Hyperthermophile bioelectrochemical systems are seldom investigated although their superior control of microbial consortium and thermodynamic advantages. Hyperthermophilic Thermotogales, for instance, are able to produce hydrogen and lactic acid from wastes better than mesophilic bacteria. Here, the electrostimulation of Thermotoga neapolitana in single-chamber electrochemical bioreactors is studied.

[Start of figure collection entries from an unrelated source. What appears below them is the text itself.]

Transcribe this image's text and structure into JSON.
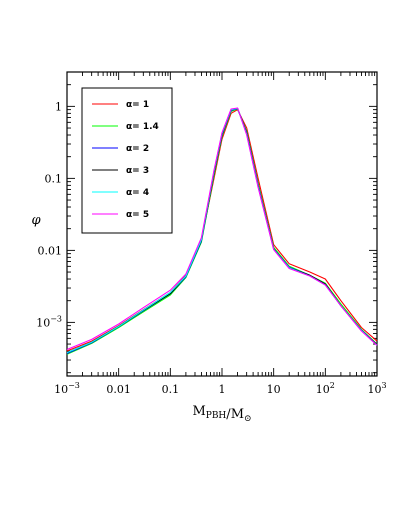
{
  "chart_data": {
    "type": "line",
    "xlabel": "M_PBH/M_⊙",
    "ylabel": "φ",
    "xscale": "log",
    "yscale": "log",
    "xlim": [
      0.001,
      1000
    ],
    "ylim": [
      0.00018,
      3
    ],
    "x_tick_labels": [
      "10^-3",
      "0.01",
      "0.1",
      "1",
      "10",
      "10^2",
      "10^3"
    ],
    "y_tick_labels": [
      "10^-3",
      "0.01",
      "0.1",
      "1"
    ],
    "legend_position": "top-left",
    "series": [
      {
        "name": "α= 1",
        "color": "#ff0000",
        "x": [
          0.001,
          0.003,
          0.01,
          0.03,
          0.1,
          0.2,
          0.4,
          0.7,
          1.0,
          1.5,
          2.0,
          3.0,
          5.0,
          10,
          20,
          50,
          100,
          200,
          500,
          1000
        ],
        "y": [
          0.0004,
          0.00055,
          0.0009,
          0.0015,
          0.0026,
          0.0045,
          0.014,
          0.1,
          0.35,
          0.8,
          0.9,
          0.5,
          0.1,
          0.012,
          0.0065,
          0.005,
          0.004,
          0.002,
          0.00085,
          0.00055
        ]
      },
      {
        "name": "α= 1.4",
        "color": "#00ff00",
        "x": [
          0.001,
          0.003,
          0.01,
          0.03,
          0.1,
          0.2,
          0.4,
          0.7,
          1.0,
          1.5,
          2.0,
          3.0,
          5.0,
          10,
          20,
          50,
          100,
          200,
          500,
          1000
        ],
        "y": [
          0.00036,
          0.00051,
          0.00085,
          0.0014,
          0.0024,
          0.0042,
          0.013,
          0.11,
          0.38,
          0.85,
          0.92,
          0.45,
          0.085,
          0.011,
          0.006,
          0.0045,
          0.0035,
          0.0018,
          0.0008,
          0.0005
        ]
      },
      {
        "name": "α= 2",
        "color": "#0000ff",
        "x": [
          0.001,
          0.003,
          0.01,
          0.03,
          0.1,
          0.2,
          0.4,
          0.7,
          1.0,
          1.5,
          2.0,
          3.0,
          5.0,
          10,
          20,
          50,
          100,
          200,
          500,
          1000
        ],
        "y": [
          0.00037,
          0.00052,
          0.00087,
          0.00145,
          0.0025,
          0.0043,
          0.0135,
          0.12,
          0.4,
          0.88,
          0.93,
          0.43,
          0.08,
          0.0105,
          0.0058,
          0.0045,
          0.0034,
          0.0017,
          0.00078,
          0.00049
        ]
      },
      {
        "name": "α= 3",
        "color": "#000000",
        "x": [
          0.001,
          0.003,
          0.01,
          0.03,
          0.1,
          0.2,
          0.4,
          0.7,
          1.0,
          1.5,
          2.0,
          3.0,
          5.0,
          10,
          20,
          50,
          100,
          200,
          500,
          1000
        ],
        "y": [
          0.00038,
          0.00053,
          0.00088,
          0.00147,
          0.0025,
          0.0044,
          0.0138,
          0.12,
          0.41,
          0.9,
          0.94,
          0.42,
          0.078,
          0.0104,
          0.0057,
          0.0045,
          0.0034,
          0.0017,
          0.00077,
          0.00049
        ]
      },
      {
        "name": "α= 4",
        "color": "#00ffff",
        "x": [
          0.001,
          0.003,
          0.01,
          0.03,
          0.1,
          0.2,
          0.4,
          0.7,
          1.0,
          1.5,
          2.0,
          3.0,
          5.0,
          10,
          20,
          50,
          100,
          200,
          500,
          1000
        ],
        "y": [
          0.00038,
          0.00053,
          0.00088,
          0.00148,
          0.0026,
          0.0044,
          0.014,
          0.125,
          0.42,
          0.9,
          0.94,
          0.41,
          0.077,
          0.0103,
          0.0057,
          0.0044,
          0.0033,
          0.0017,
          0.00077,
          0.00048
        ]
      },
      {
        "name": "α= 5",
        "color": "#ff00ff",
        "x": [
          0.001,
          0.003,
          0.01,
          0.03,
          0.1,
          0.2,
          0.4,
          0.7,
          1.0,
          1.5,
          2.0,
          3.0,
          5.0,
          10,
          20,
          50,
          100,
          200,
          500,
          1000
        ],
        "y": [
          0.00042,
          0.00058,
          0.00095,
          0.0016,
          0.0028,
          0.0047,
          0.015,
          0.13,
          0.43,
          0.92,
          0.95,
          0.4,
          0.075,
          0.0102,
          0.0056,
          0.0044,
          0.0033,
          0.0017,
          0.00076,
          0.00048
        ]
      }
    ]
  }
}
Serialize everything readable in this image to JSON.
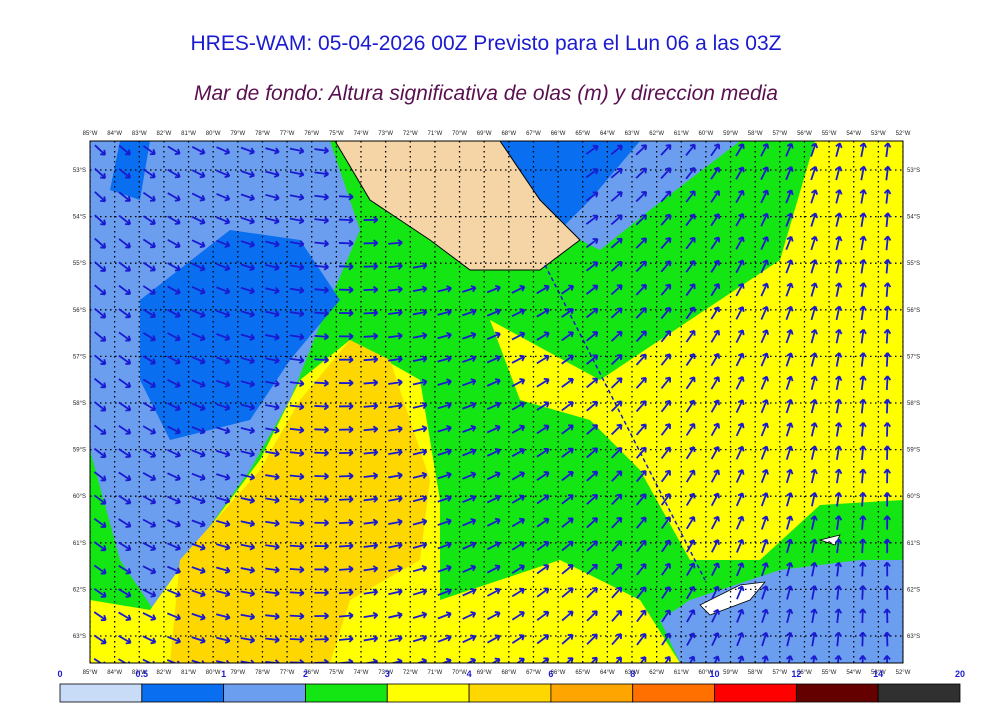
{
  "header": {
    "title": "HRES-WAM: 05-04-2026 00Z Previsto para el Lun 06 a las 03Z",
    "subtitle": "Mar de fondo: Altura significativa de olas (m) y direccion media"
  },
  "map": {
    "lon_labels": [
      "85°W",
      "84°W",
      "83°W",
      "82°W",
      "81°W",
      "80°W",
      "79°W",
      "78°W",
      "77°W",
      "76°W",
      "75°W",
      "74°W",
      "73°W",
      "72°W",
      "71°W",
      "70°W",
      "69°W",
      "68°W",
      "67°W",
      "66°W",
      "65°W",
      "64°W",
      "63°W",
      "62°W",
      "61°W",
      "60°W",
      "59°W",
      "58°W",
      "57°W",
      "56°W",
      "55°W",
      "54°W",
      "53°W",
      "52°W"
    ],
    "lat_labels": [
      "53°S",
      "54°S",
      "55°S",
      "56°S",
      "57°S",
      "58°S",
      "59°S",
      "60°S",
      "61°S",
      "62°S",
      "63°S"
    ]
  },
  "colorbar": {
    "labels": [
      "0",
      "0.5",
      "1",
      "2",
      "3",
      "4",
      "6",
      "8",
      "10",
      "12",
      "14",
      "20"
    ],
    "colors": [
      "#c8dcf8",
      "#0a6ef0",
      "#6c9ef0",
      "#14e614",
      "#ffff00",
      "#ffd700",
      "#ffa500",
      "#ff7000",
      "#ff0000",
      "#650000",
      "#303030"
    ]
  }
}
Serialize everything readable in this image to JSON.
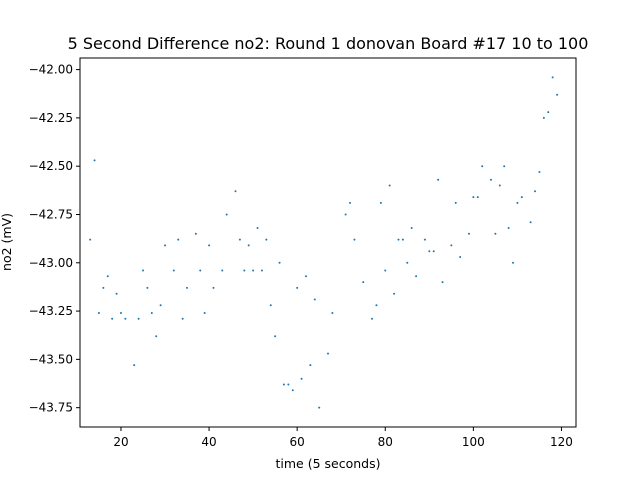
{
  "chart_data": {
    "type": "scatter",
    "title": "5 Second Difference no2: Round 1 donovan Board #17 10 to 100",
    "xlabel": "time (5 seconds)",
    "ylabel": "no2 (mV)",
    "xlim": [
      10.7,
      123.3
    ],
    "ylim": [
      -43.85,
      -41.94
    ],
    "xticks": [
      20,
      40,
      60,
      80,
      100,
      120
    ],
    "xtick_labels": [
      "20",
      "40",
      "60",
      "80",
      "100",
      "120"
    ],
    "yticks": [
      -43.75,
      -43.5,
      -43.25,
      -43.0,
      -42.75,
      -42.5,
      -42.25,
      -42.0
    ],
    "ytick_labels": [
      "−43.75",
      "−43.50",
      "−43.25",
      "−43.00",
      "−42.75",
      "−42.50",
      "−42.25",
      "−42.00"
    ],
    "grid": false,
    "color": "#1f77b4",
    "series": [
      {
        "points": [
          [
            13,
            -42.88
          ],
          [
            14,
            -42.47
          ],
          [
            15,
            -43.26
          ],
          [
            16,
            -43.13
          ],
          [
            17,
            -43.07
          ],
          [
            18,
            -43.29
          ],
          [
            19,
            -43.16
          ],
          [
            20,
            -43.26
          ],
          [
            21,
            -43.29
          ],
          [
            23,
            -43.53
          ],
          [
            24,
            -43.29
          ],
          [
            25,
            -43.04
          ],
          [
            26,
            -43.13
          ],
          [
            27,
            -43.26
          ],
          [
            28,
            -43.38
          ],
          [
            29,
            -43.22
          ],
          [
            30,
            -42.91
          ],
          [
            32,
            -43.04
          ],
          [
            33,
            -42.88
          ],
          [
            34,
            -43.29
          ],
          [
            35,
            -43.13
          ],
          [
            37,
            -42.85
          ],
          [
            38,
            -43.04
          ],
          [
            39,
            -43.26
          ],
          [
            40,
            -42.91
          ],
          [
            41,
            -43.13
          ],
          [
            43,
            -43.04
          ],
          [
            44,
            -42.75
          ],
          [
            46,
            -42.63
          ],
          [
            47,
            -42.88
          ],
          [
            48,
            -43.04
          ],
          [
            49,
            -42.91
          ],
          [
            50,
            -43.04
          ],
          [
            51,
            -42.82
          ],
          [
            52,
            -43.04
          ],
          [
            53,
            -42.88
          ],
          [
            54,
            -43.22
          ],
          [
            55,
            -43.38
          ],
          [
            56,
            -43.0
          ],
          [
            57,
            -43.63
          ],
          [
            58,
            -43.63
          ],
          [
            59,
            -43.66
          ],
          [
            60,
            -43.13
          ],
          [
            61,
            -43.6
          ],
          [
            62,
            -43.07
          ],
          [
            63,
            -43.53
          ],
          [
            64,
            -43.19
          ],
          [
            65,
            -43.75
          ],
          [
            67,
            -43.47
          ],
          [
            68,
            -43.26
          ],
          [
            71,
            -42.75
          ],
          [
            72,
            -42.69
          ],
          [
            73,
            -42.88
          ],
          [
            75,
            -43.1
          ],
          [
            77,
            -43.29
          ],
          [
            78,
            -43.22
          ],
          [
            79,
            -42.69
          ],
          [
            80,
            -43.04
          ],
          [
            81,
            -42.6
          ],
          [
            82,
            -43.16
          ],
          [
            83,
            -42.88
          ],
          [
            84,
            -42.88
          ],
          [
            85,
            -43.0
          ],
          [
            86,
            -42.82
          ],
          [
            87,
            -43.07
          ],
          [
            89,
            -42.88
          ],
          [
            90,
            -42.94
          ],
          [
            91,
            -42.94
          ],
          [
            92,
            -42.57
          ],
          [
            93,
            -43.1
          ],
          [
            95,
            -42.91
          ],
          [
            96,
            -42.69
          ],
          [
            97,
            -42.97
          ],
          [
            99,
            -42.85
          ],
          [
            100,
            -42.66
          ],
          [
            101,
            -42.66
          ],
          [
            102,
            -42.5
          ],
          [
            104,
            -42.57
          ],
          [
            105,
            -42.85
          ],
          [
            106,
            -42.6
          ],
          [
            107,
            -42.5
          ],
          [
            108,
            -42.82
          ],
          [
            109,
            -43.0
          ],
          [
            110,
            -42.69
          ],
          [
            111,
            -42.66
          ],
          [
            113,
            -42.79
          ],
          [
            114,
            -42.63
          ],
          [
            115,
            -42.53
          ],
          [
            116,
            -42.25
          ],
          [
            117,
            -42.22
          ],
          [
            118,
            -42.04
          ],
          [
            119,
            -42.13
          ]
        ]
      }
    ]
  }
}
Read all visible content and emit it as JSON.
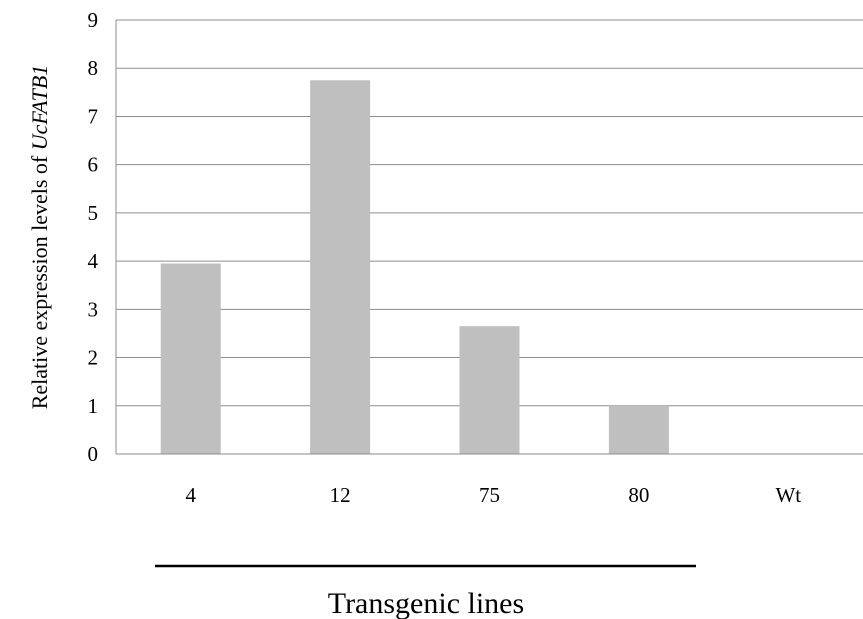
{
  "chart_data": {
    "type": "bar",
    "categories": [
      "4",
      "12",
      "75",
      "80",
      "Wt"
    ],
    "values": [
      3.95,
      7.75,
      2.65,
      1.0,
      0
    ],
    "ylabel_prefix": "Relative expression levels of ",
    "ylabel_gene": "UcFATB1",
    "xlabel": "Transgenic lines",
    "ylim": [
      0,
      9
    ],
    "yticks": [
      0,
      1,
      2,
      3,
      4,
      5,
      6,
      7,
      8,
      9
    ],
    "grid": true,
    "bar_color": "#bfbfbf",
    "grid_color": "#8c8c8c"
  }
}
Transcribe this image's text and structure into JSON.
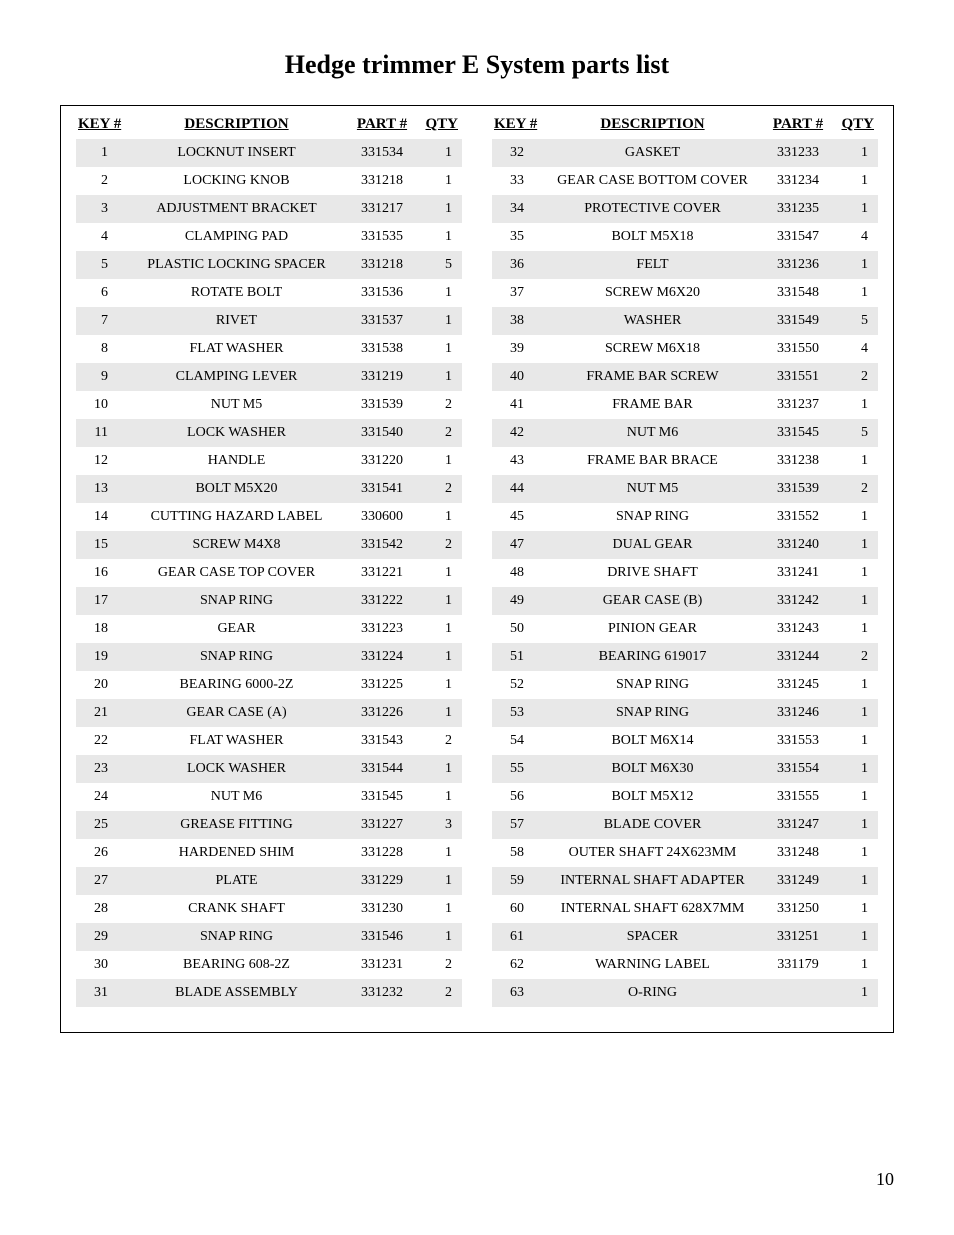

The glucose fermentation under CO₂ pressure, as model metabolism, was tested at 80 °C.

Results show that a dynamic polarization (±0.8 to ±1.2 V) drives glucose fermentation and biofilm stasis on electrodes. Under this condition, production of lactic acid (33 vs 12 mM) and yields of acetate and hydrogen (with lactic/acetic acid ratio of 1.18) were higher than those achieved with static polarization or open-circuit.

Dynamic polarization is possibly exploitable to stimulate T. neapolitana in a hyperthermophile electrochemical system for various applications including control of power-to-gas processes or production of value-added products (hydrogen and lactic acid) from sugary wastes.

尽管超嗜热菌的生物电化学系统具有出色的微生物联盟控制和热力学优势，但很少进行研究。例如，嗜热嗜热菌比嗜温细菌能更好地从废物中产生氢和乳酸。在这里，研究了单腔电化学生物反应器中Thermotoga neapolitana的电刺激。

在80°C下测试了作为模型代谢的CO ₂压力下的葡萄糖发酵。

结果表明，动态极化（±0.8至±1.2 V）驱动葡萄糖发酵和电极上的生物膜滞留。在这种条件下，乳酸的产生（33 vs 12 mM）以及乙酸和氢的收率（乳酸/乙酸比为1.18）要比静态极化或开路时要高。

动态极化有可能被利用来在嗜热嗜热菌电化学系统中刺激T. neapolitana，用于各种应用，包括控制气制过程或由含糖废物生产增值产品（氢和乳酸）。